I sold my two Sudwala t/s back to Ron R for $50 each. I felt they had paid for themselves, and I owned 11 wks and needed to divest. Maybe Ron is still buying some back for resale purposes?


----------



## stevedmatt (Jun 19, 2009)

Carol, Did you have problems getting the money from Ron? Again, I am not looking for money. If Ron would like the one week I am looking to remove from my profile and would pay the resort for the transfer fees, he can have it. They have definitely paid for themselves, and if I could use it, I would keep it.


----------



## AwayWeGo (Jun 19, 2009)

*Closing Services For South African Timeshares.*

How is closing handled for sales of timeshares in South Africa ?

-- Alan Cole, McLean (Fairfax County), Virginia, USA.​


----------



## janej (Jun 19, 2009)

I sold mine at Dik and Place on the Bay.  In both cases, the resort had someone who could handle the transfer.  Once I found the right contact person, I emailed them the details of the transaction.  They take the processing fee from the buyer and start processing, when they get to certain point, I asked them to notify me and wait for me to clear the payment from the buyer.  They complete the transfer after they hear from me.  The cost was under $100 in both cases.


----------



## MuranoJo (Jun 21, 2009)

To clarify--you find a buyer (via some manner) and then you connect with the resort to handle the transfer if they will do it?  Might be better to clarify the transfer process with the resort before you make a sale I would guess.  Just not sure, never did this myself and no current plans to do so.
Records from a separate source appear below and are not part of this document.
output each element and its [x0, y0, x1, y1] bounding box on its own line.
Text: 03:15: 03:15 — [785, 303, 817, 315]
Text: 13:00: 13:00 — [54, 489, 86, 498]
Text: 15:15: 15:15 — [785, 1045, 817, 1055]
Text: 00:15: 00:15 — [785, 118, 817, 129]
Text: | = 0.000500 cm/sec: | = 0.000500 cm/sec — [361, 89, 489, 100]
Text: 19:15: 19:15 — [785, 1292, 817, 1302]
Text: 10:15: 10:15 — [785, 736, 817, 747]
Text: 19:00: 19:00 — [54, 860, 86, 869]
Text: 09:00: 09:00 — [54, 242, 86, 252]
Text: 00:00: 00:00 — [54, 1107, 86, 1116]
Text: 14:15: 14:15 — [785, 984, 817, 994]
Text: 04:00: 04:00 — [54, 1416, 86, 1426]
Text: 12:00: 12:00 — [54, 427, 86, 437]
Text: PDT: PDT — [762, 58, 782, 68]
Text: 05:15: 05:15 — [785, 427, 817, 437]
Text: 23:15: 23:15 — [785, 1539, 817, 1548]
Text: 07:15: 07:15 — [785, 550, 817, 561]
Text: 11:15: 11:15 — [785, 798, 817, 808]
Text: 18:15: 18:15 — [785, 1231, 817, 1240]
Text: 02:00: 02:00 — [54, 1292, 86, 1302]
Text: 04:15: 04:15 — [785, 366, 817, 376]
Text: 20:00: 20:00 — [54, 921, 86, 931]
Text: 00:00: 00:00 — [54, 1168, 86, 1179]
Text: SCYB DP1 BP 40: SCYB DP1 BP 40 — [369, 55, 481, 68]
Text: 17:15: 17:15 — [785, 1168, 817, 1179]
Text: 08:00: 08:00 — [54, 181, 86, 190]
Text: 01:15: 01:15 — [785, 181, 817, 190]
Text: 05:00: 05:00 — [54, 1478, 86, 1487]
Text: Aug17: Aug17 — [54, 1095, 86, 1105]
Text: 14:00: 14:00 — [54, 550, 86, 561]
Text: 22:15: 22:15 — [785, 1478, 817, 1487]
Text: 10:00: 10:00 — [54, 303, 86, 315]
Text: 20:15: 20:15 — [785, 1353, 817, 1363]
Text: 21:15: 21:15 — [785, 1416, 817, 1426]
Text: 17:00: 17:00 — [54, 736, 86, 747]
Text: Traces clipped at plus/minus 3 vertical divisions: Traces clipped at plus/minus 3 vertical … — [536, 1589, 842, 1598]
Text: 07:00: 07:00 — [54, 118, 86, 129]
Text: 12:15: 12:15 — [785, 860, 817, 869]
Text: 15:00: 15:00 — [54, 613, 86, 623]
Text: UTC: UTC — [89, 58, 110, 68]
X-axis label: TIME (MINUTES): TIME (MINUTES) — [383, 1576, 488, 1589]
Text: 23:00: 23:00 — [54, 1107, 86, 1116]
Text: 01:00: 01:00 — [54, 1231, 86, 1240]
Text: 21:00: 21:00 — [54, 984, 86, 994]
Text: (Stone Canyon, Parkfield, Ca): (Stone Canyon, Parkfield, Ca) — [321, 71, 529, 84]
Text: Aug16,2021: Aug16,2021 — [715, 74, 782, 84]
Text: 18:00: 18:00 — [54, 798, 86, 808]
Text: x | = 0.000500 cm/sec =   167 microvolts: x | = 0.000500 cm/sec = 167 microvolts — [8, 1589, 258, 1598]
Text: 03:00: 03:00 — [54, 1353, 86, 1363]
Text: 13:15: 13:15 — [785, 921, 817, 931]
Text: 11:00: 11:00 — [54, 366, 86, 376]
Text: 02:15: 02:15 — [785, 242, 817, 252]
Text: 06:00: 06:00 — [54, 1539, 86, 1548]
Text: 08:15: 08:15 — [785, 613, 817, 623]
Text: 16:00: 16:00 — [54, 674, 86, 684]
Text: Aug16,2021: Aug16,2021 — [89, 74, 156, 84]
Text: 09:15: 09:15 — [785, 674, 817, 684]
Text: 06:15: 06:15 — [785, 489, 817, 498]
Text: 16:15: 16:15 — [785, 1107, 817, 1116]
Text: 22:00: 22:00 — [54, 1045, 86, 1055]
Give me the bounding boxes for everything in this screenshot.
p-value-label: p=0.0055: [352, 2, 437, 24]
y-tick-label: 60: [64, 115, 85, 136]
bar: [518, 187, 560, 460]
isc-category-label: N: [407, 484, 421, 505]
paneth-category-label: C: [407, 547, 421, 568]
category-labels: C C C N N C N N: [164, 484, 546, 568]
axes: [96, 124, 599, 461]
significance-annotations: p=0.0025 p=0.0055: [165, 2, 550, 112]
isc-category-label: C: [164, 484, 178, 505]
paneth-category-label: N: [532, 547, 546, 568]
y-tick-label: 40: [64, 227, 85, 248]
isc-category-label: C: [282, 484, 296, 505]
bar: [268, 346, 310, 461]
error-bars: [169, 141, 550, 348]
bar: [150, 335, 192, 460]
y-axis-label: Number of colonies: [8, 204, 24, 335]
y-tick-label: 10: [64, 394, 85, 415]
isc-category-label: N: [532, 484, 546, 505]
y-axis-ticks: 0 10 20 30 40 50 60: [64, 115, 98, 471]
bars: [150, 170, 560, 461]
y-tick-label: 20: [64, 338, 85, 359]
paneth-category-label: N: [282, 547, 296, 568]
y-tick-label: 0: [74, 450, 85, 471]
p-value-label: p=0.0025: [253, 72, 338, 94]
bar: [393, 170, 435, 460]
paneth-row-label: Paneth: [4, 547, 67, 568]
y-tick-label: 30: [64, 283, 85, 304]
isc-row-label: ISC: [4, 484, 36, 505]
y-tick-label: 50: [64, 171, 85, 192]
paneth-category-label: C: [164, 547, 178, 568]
But my guess is these were a heck of a lot easier to buy than they'll be to sell (which is probably true of all timeshares).


----------



## janej (Jun 21, 2009)

I did contact the resort before I listed the weeks.  You need to find out the closing cost and disclose that with your listing.  It is much easier and cheaper than selling here at the US.


----------



## rapmarks (Jun 22, 2009)

I gave my week away.  i listed it here and on timeshare forums.  Someone contacted me to get it for his brother in law.  The resort emailed me the transfer forms.  i signed them and mailed them to the "purchaser", they included $58 transfer fee, which the purchaser sent to the resort.  It was a three bedroom at LaLucia Sands.  All the agents like Ron, never got back to me or various other excuses.


----------